CodeIgniter Forums
How to delete only own records??? - Printable Version

+- CodeIgniter Forums (https://forum.codeigniter.com)
+-- Forum: Archived Discussions (https://forum.codeigniter.com/forum-20.html)
+--- Forum: Archived Development & Programming (https://forum.codeigniter.com/forum-23.html)
+--- Thread: How to delete only own records??? (/thread-27626.html)



How to delete only own records??? - El Forum - 02-16-2010

[eluser]123wesweat[/eluser]
Hi,

I notice i only check if an user is logged in and then he can delete records from table education. Like /education/delete/userid/educationid

but it's also possible to delete someone else his records if you have the right userid + educationid.

What would be good practice to prevent this??
store an unique number in table education??

or check if the user_id equals uri segment x if true
Code:
if($user_id == $this->uri->segment(3) )
{
can delete
} else [
echo 'but why?';
}

Any tips suggestions??


How to delete only own records??? - El Forum - 02-16-2010

[eluser]danmontgomery[/eluser]
Validate the logged in user's id against userid before the record gets deleted...

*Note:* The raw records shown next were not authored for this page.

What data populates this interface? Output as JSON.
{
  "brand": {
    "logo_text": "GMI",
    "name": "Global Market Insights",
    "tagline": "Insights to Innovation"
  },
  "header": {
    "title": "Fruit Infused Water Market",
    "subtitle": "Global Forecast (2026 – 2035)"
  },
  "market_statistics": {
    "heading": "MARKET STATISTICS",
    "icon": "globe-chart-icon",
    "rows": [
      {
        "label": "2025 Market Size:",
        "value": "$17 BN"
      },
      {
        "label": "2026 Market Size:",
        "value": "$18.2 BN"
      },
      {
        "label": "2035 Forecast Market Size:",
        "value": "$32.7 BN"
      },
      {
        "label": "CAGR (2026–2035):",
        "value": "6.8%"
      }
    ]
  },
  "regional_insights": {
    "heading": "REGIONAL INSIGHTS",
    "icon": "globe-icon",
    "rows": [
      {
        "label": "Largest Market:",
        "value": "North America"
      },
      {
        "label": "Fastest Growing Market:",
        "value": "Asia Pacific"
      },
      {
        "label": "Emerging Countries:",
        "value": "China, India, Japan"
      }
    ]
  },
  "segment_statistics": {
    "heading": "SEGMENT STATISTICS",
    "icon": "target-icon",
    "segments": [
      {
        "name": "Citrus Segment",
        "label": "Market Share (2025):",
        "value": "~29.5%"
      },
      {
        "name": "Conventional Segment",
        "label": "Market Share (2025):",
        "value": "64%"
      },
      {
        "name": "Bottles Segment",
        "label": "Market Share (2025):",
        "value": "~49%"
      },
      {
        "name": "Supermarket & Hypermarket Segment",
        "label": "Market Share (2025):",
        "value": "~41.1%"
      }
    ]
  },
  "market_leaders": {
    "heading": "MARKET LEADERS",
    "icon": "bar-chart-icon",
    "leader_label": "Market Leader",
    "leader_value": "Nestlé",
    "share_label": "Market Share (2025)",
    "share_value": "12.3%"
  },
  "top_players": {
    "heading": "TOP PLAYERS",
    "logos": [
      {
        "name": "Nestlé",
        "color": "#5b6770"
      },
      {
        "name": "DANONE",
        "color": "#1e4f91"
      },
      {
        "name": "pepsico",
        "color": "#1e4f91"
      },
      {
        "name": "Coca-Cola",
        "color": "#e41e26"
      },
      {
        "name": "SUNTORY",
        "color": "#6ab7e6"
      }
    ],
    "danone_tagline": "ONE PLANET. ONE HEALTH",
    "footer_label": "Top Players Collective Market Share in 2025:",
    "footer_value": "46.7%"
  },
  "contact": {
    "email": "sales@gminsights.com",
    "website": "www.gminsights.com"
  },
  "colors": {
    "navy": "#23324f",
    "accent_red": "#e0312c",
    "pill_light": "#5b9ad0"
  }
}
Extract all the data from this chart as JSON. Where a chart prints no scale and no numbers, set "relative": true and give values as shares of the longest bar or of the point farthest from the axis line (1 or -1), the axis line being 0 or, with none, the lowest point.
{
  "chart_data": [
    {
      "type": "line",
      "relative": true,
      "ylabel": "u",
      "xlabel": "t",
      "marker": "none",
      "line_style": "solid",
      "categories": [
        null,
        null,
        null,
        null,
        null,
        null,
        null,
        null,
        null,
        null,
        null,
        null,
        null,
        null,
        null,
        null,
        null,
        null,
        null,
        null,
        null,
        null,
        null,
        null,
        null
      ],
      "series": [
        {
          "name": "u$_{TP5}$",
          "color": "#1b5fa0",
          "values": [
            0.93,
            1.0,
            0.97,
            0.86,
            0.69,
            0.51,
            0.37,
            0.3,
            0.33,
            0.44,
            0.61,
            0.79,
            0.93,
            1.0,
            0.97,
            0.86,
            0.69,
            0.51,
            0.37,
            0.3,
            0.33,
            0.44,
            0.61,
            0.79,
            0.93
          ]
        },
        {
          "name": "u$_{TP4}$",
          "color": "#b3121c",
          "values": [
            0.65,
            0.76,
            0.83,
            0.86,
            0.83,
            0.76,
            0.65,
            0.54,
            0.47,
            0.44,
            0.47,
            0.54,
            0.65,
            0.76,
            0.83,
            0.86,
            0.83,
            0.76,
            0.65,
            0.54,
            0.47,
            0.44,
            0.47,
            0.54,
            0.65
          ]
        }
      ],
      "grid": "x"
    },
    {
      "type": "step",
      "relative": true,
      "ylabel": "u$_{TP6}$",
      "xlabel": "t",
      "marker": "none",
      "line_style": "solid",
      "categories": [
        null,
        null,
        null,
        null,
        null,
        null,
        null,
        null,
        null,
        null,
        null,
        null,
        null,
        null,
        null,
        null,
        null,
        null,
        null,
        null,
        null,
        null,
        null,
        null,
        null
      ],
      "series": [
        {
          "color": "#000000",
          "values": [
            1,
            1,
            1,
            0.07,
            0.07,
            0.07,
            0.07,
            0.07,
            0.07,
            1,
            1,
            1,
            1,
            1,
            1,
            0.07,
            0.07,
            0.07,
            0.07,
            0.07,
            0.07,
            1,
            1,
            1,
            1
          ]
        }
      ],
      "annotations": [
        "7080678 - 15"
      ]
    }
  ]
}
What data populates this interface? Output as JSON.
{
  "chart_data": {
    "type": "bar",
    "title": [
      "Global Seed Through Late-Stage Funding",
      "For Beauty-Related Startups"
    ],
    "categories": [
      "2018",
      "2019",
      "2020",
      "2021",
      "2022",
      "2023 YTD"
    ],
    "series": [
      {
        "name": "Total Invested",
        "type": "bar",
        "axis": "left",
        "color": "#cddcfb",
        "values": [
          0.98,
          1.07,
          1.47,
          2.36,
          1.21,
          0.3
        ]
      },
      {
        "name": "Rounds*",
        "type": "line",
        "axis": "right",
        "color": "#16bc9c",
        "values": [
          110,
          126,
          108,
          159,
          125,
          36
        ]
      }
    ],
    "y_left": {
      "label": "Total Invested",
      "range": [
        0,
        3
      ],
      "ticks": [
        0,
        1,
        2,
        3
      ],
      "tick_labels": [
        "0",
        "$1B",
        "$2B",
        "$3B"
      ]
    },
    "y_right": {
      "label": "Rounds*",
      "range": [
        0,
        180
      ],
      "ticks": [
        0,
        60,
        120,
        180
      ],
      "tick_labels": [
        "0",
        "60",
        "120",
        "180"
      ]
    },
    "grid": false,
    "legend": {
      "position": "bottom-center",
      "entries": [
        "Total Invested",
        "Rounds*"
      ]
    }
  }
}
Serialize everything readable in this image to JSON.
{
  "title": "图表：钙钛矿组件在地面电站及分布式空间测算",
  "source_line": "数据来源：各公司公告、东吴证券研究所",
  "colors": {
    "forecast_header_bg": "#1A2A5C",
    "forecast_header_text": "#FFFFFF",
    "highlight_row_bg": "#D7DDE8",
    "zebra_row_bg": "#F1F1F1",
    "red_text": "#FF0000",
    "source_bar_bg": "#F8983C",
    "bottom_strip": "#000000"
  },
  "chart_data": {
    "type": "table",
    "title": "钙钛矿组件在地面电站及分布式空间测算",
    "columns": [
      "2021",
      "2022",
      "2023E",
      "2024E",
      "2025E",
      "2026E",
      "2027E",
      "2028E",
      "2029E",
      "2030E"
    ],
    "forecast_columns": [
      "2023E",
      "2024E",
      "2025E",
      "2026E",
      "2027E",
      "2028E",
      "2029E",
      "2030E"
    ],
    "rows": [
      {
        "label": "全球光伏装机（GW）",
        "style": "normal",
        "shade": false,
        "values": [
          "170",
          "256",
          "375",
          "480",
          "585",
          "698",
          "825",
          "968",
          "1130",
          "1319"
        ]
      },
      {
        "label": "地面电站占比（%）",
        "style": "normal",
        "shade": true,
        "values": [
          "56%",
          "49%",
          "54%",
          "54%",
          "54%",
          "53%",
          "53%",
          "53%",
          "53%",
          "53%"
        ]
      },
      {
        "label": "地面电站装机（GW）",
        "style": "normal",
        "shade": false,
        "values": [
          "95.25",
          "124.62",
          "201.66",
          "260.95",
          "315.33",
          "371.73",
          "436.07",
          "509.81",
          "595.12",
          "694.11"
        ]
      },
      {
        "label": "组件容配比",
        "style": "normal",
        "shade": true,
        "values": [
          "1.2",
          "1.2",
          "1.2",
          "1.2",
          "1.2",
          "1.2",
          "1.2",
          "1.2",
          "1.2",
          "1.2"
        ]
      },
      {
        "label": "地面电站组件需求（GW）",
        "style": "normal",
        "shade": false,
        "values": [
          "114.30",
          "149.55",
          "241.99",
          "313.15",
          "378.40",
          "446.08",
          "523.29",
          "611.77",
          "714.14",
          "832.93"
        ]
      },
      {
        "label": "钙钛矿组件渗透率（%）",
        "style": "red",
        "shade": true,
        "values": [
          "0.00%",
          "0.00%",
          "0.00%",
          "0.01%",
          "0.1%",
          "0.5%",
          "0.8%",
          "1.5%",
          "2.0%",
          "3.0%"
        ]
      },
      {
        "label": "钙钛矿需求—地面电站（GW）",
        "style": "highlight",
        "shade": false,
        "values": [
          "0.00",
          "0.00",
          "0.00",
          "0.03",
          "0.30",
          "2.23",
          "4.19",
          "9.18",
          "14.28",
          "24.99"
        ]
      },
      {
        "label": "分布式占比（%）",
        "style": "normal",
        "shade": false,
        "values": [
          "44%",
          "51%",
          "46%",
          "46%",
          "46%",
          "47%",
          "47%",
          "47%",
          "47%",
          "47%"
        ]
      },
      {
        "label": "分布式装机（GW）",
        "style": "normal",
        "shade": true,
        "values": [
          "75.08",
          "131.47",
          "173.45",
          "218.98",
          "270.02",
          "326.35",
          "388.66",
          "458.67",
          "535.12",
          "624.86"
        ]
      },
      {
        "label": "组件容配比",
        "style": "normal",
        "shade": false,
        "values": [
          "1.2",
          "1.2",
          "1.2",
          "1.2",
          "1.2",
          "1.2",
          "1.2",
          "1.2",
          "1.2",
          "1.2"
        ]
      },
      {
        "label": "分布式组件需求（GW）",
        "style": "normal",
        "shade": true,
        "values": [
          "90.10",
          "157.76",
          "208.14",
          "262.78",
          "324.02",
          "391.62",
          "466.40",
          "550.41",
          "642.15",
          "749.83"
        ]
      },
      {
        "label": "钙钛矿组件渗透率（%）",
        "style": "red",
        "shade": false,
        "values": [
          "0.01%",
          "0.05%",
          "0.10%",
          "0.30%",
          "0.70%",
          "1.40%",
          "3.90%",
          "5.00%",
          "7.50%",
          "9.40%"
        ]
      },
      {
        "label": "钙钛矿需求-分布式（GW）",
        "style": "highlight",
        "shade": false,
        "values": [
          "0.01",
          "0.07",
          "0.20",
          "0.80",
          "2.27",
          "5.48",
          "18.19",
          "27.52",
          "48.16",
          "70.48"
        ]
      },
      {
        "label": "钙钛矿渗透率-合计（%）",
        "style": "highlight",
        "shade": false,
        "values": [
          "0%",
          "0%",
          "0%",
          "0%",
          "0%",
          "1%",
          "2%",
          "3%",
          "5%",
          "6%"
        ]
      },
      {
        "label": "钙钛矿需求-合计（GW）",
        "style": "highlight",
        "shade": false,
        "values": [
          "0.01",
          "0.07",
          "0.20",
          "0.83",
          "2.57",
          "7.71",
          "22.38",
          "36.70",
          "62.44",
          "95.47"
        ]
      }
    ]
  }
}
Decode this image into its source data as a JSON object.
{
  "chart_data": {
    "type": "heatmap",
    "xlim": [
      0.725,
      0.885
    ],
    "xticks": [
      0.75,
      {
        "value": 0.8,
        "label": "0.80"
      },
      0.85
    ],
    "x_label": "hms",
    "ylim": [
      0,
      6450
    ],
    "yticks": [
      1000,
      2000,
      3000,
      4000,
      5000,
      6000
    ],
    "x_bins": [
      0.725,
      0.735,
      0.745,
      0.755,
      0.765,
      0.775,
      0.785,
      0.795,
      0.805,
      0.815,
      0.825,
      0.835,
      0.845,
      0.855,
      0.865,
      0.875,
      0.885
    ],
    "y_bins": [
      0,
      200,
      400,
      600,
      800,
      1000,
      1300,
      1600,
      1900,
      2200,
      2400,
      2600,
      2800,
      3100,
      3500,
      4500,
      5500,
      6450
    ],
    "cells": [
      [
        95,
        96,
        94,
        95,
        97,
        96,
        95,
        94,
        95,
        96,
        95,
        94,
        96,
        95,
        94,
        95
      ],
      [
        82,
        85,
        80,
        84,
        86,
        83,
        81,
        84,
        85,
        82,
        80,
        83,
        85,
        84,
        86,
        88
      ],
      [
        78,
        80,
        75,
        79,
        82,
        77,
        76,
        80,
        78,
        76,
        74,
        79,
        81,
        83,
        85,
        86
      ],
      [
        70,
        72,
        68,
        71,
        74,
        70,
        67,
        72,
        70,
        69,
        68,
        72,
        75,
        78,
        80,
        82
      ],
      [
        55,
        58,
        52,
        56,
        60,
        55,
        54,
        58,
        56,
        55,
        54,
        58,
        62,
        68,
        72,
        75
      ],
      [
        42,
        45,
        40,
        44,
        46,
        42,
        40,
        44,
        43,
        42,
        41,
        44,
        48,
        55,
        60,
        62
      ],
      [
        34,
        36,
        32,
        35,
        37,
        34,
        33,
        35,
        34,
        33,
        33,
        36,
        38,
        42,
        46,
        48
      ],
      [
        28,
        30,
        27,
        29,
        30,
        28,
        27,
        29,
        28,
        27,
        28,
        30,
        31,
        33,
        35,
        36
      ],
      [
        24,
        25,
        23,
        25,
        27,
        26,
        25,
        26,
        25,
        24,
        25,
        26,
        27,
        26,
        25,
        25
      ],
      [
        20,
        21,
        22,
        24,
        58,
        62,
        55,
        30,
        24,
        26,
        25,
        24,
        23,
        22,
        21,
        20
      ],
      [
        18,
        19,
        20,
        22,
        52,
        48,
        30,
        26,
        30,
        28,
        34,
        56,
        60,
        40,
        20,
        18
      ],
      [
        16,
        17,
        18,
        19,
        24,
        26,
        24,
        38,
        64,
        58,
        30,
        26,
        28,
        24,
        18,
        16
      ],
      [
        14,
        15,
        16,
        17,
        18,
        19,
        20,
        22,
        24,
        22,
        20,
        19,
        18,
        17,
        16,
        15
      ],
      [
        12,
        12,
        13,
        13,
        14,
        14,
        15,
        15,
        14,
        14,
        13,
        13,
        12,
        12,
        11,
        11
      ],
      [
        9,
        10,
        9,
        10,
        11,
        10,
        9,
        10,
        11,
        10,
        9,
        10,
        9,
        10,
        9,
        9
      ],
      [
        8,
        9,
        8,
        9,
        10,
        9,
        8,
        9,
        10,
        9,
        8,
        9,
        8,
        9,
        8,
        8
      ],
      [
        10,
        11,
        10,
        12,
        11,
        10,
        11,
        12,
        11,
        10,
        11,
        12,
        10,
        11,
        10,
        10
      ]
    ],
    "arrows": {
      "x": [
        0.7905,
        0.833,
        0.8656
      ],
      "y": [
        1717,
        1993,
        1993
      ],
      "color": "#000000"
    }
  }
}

How to delete only own records??? - El Forum - 02-16-2010

[eluser]123wesweat[/eluser]
@noctrum, you are fast.

I have edit my post with
Code:
if($user_id == $this->uri->segment(3) )
{
can delete
} else [
echo 'but why?';
}

Or something like
Code:
function delete($delete_user_id, $education_id)
        {
        $data['user_name'] = $this->dx_auth->get_username('username');
        $user_id = $this->dx_auth->get_user_id('username');
        if($delete_user_id == $user_id){
                $this->user_profile_features->delete_profile_feature_education($user_id, $education_id);
                } else {
                echo "but why?";
                return false;
            }
        }



How to delete only own records??? - El Forum - 02-16-2010

[eluser]danmontgomery[/eluser]
And if you want to take it one step further, it would be best to not even give users the option to delete things they won't have permission for... Which just means abstracting the access check, and either hiding the items from a list, or just hiding the delete link/button/icon in cases where the user doesn't have access.